Los argumentos filosóficos con los que fundamentó su visión llegaron a conformar
efectivamente uno de los pensamientos más radicales del siglo XX, y acaso también uno
de los más incomprendidos. Y cómo podría ser menos que eso, si sometió a la criba más
despiadada todo lo que el hombre moderno aprecia como santo, bueno y verdadero,
piedras angulares que sostienen los orgullosos edificios de su religión, su moral, su filosofía
y su ciencia. Con la propuesta filosófica de Nietzsche la historia misma de Europa quedó
desnuda, quedó develada como la historia del más prolongado de los errores, a saber:
la invención de la verdad. La verdad como error, como mentira que violenta la auténtica
constitución de la realidad. El error de la verdad universal, de la verdad lógica, el error
de la verdad como ideal; peor aun, el error de creer en el ideal.
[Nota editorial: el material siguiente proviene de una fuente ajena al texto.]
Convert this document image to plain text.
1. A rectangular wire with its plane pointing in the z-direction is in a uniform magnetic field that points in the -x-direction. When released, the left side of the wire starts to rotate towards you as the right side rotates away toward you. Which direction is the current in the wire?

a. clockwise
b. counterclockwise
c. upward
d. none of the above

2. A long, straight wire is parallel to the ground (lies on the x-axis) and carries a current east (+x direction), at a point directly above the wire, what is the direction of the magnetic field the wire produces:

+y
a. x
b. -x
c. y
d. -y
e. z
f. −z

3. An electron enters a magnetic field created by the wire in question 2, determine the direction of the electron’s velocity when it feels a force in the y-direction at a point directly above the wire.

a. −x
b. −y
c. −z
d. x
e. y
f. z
Nietzsche reconoció en
la operación dialéctica que genera conceptos y verdades universales, la flagrancia de
un acto contranaturaleza. Pero, ¿cómo es que Nietzsche llega a semejante convicción?,
¿cuáles son los argumentos filosóficos que ofrece para sustentar su propuesta sobre el
error?, ¿cómo se contrapone la tradición metafísica a su metafísica del artista?, en fin,
¿cuáles son los fundamentos que Nietzsche establece para una metafísica del artista?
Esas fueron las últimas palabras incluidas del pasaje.